NEW DELHI: A BSF jawan arrested last weekend while trying to sell an AK-47 to terrorists in Rajouri has told interrogators  an army major gave him the weapon.

The arrest has uncovered a huge, flourishing underground arms bazaar in Jammu and Kashmir, with growing evidence of the involvement of security personnel.

Defence sources admit security forces have access to weapons mostly seized during operations or recovered from militants. These include Kalashnikovs, pistols, and grenades.

The sources say the underground arms market supplies to, among others, criminal gangs in north India. Six months ago, a constable was arrested by the BSF while trying to sell weapons to terrorists.

In the latest case, the jawan, Javed Iqbal, named a major posted with the Rashtriya Rifles as the man who handed him the weapon.

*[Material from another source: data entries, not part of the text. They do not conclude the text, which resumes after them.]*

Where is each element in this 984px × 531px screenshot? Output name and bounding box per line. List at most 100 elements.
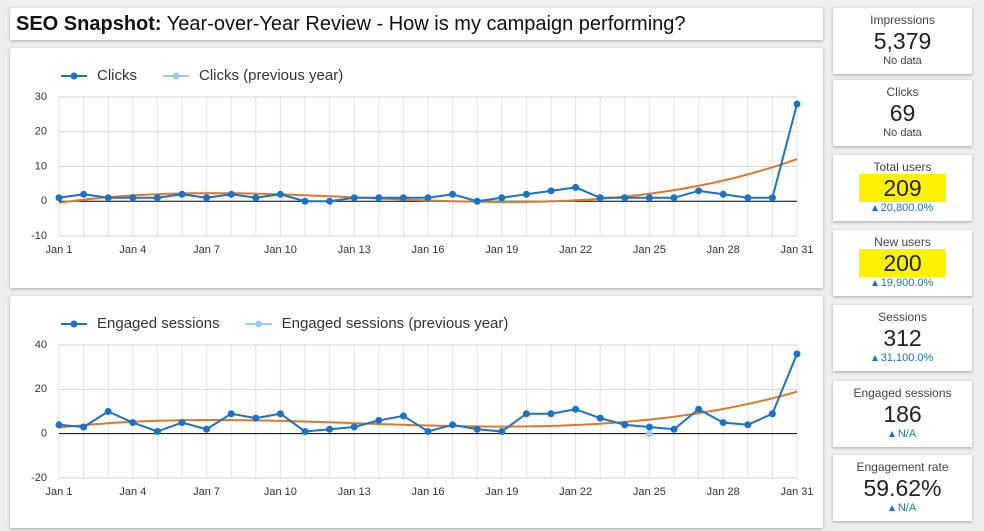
data-point bbox=[547, 410, 555, 418]
header-title: Year-over-Year Review - How is my campai… bbox=[166, 13, 686, 35]
scorecard-change-text: 31,100.0% bbox=[880, 352, 934, 364]
scorecard-label: Clicks bbox=[886, 85, 919, 99]
data-point bbox=[719, 419, 727, 427]
data-point bbox=[178, 190, 186, 198]
x-tick-label: Jan 25 bbox=[633, 486, 666, 498]
data-point bbox=[227, 190, 235, 198]
scorecard-value: 69 bbox=[889, 100, 916, 126]
scorecard-value: 186 bbox=[883, 401, 922, 427]
legend-label: Engaged sessions (previous year) bbox=[282, 315, 509, 332]
x-tick-label: Jan 4 bbox=[119, 244, 146, 256]
scorecard-value: 312 bbox=[883, 325, 922, 351]
chart: -10 0 10 20 30 Jan 1 Jan 4 Jan 7 Jan 10 Jan 13 Jan… bbox=[10, 48, 823, 288]
chart: -20 0 20 40 Jan 1 Jan 4 Jan 7 Jan 10 Jan 13 Jan 1… bbox=[10, 296, 823, 528]
data-point bbox=[399, 194, 407, 202]
legend-dot bbox=[70, 72, 78, 80]
data-point bbox=[129, 419, 137, 427]
data-point bbox=[793, 350, 801, 358]
data-point bbox=[129, 194, 137, 202]
x-tick-label: Jan 4 bbox=[119, 486, 146, 498]
data-point bbox=[301, 427, 309, 435]
data-point bbox=[645, 423, 653, 431]
scorecard-value-row: 209 bbox=[833, 174, 972, 202]
data-point bbox=[793, 100, 801, 108]
scorecard-label: Total users bbox=[873, 160, 932, 174]
data-point bbox=[80, 423, 88, 431]
x-tick-label: Jan 1 bbox=[46, 486, 73, 498]
data-point bbox=[522, 190, 530, 198]
trend-arrow bbox=[888, 431, 895, 437]
x-tick-label: Jan 16 bbox=[411, 486, 444, 498]
y-tick-label: 20 bbox=[35, 126, 47, 138]
data-point bbox=[498, 194, 506, 202]
scorecard-value-row: 186 bbox=[833, 400, 972, 428]
y-tick-label: 30 bbox=[35, 91, 47, 103]
data-point bbox=[473, 197, 481, 205]
x-tick-label: Jan 16 bbox=[411, 244, 444, 256]
x-tick-label: Jan 31 bbox=[780, 244, 813, 256]
x-tick-label: Jan 19 bbox=[485, 244, 518, 256]
data-point bbox=[596, 194, 604, 202]
data-point bbox=[695, 405, 703, 413]
scorecard-change: 19,900.0% bbox=[833, 277, 972, 289]
data-point bbox=[645, 430, 653, 438]
x-tick-label: Jan 1 bbox=[46, 244, 73, 256]
x-tick-label: Jan 10 bbox=[264, 244, 297, 256]
scorecard-change: No data bbox=[833, 127, 972, 139]
data-point bbox=[768, 410, 776, 418]
scorecard-label: New users bbox=[874, 235, 931, 249]
data-point bbox=[596, 414, 604, 422]
scorecard-change: N/A bbox=[833, 428, 972, 440]
scorecard-label: Sessions bbox=[878, 310, 927, 324]
scorecard-value: 59.62% bbox=[863, 475, 942, 501]
trend-arrow bbox=[871, 280, 878, 286]
scorecard-value-row: 59.62% bbox=[833, 474, 972, 502]
header: SEO Snapshot: Year-over-Year Review - Ho… bbox=[10, 8, 823, 40]
data-point bbox=[670, 194, 678, 202]
x-tick-label: Jan 10 bbox=[264, 486, 297, 498]
scorecard-change-text: 19,900.0% bbox=[880, 277, 934, 289]
x-tick-label: Jan 13 bbox=[338, 244, 371, 256]
x-tick-label: Jan 28 bbox=[707, 486, 740, 498]
scorecard-value-row: 69 bbox=[833, 99, 972, 127]
y-tick-label: 0 bbox=[41, 195, 47, 207]
data-point bbox=[104, 194, 112, 202]
data-point bbox=[768, 194, 776, 202]
x-tick-label: Jan 28 bbox=[707, 244, 740, 256]
scorecard-change-text: 20,800.0% bbox=[880, 202, 934, 214]
data-point bbox=[744, 194, 752, 202]
scorecard-change: 20,800.0% bbox=[833, 202, 972, 214]
y-tick-label: 40 bbox=[35, 339, 47, 351]
data-point bbox=[350, 423, 358, 431]
data-point bbox=[276, 410, 284, 418]
data-point bbox=[670, 425, 678, 433]
scorecard-label: Engagement rate bbox=[856, 460, 949, 474]
data-point bbox=[80, 190, 88, 198]
data-point bbox=[203, 194, 211, 202]
scorecard-change-text: No data bbox=[883, 127, 922, 139]
scorecard-value-row: 312 bbox=[833, 324, 972, 352]
y-tick-label: 20 bbox=[35, 383, 47, 395]
data-point bbox=[473, 425, 481, 433]
scorecard-value: 200 bbox=[859, 249, 946, 277]
scorecard-label: Engaged sessions bbox=[853, 386, 952, 400]
data-point bbox=[449, 190, 457, 198]
data-point bbox=[252, 194, 260, 202]
data-point bbox=[203, 425, 211, 433]
trend-arrow bbox=[888, 505, 895, 511]
trend-arrow bbox=[871, 205, 878, 211]
legend-dot bbox=[172, 72, 180, 80]
data-point bbox=[719, 190, 727, 198]
trend-arrow bbox=[871, 355, 878, 361]
legend-label: Clicks (previous year) bbox=[199, 67, 343, 84]
scorecard-value: 209 bbox=[859, 174, 946, 202]
data-point bbox=[252, 414, 260, 422]
x-tick-label: Jan 22 bbox=[559, 244, 592, 256]
data-point bbox=[522, 410, 530, 418]
scorecard-change: No data bbox=[833, 55, 972, 67]
data-point bbox=[449, 421, 457, 429]
data-point bbox=[621, 421, 629, 429]
legend-dot bbox=[255, 320, 263, 328]
x-tick-label: Jan 25 bbox=[633, 244, 666, 256]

The major is yet to be named in the police FIR.

Iqbal was working with the BSF’s intelligence branch. He was trying to sell the AK-47 when an officer alerted police. A trap was laid and Iqbal agreed to sell the weapon for Rs70,000.

While insisting that the case is ‘isolated’, army and BSF officers admit that security agencies generally do not show all the weapons seized during anti-terrorist operations. Such weapons are “held back” and used “appropriately”. In J&K, that could mean many things, including planting the weapons on suspected terrorists who may be arrested or killed.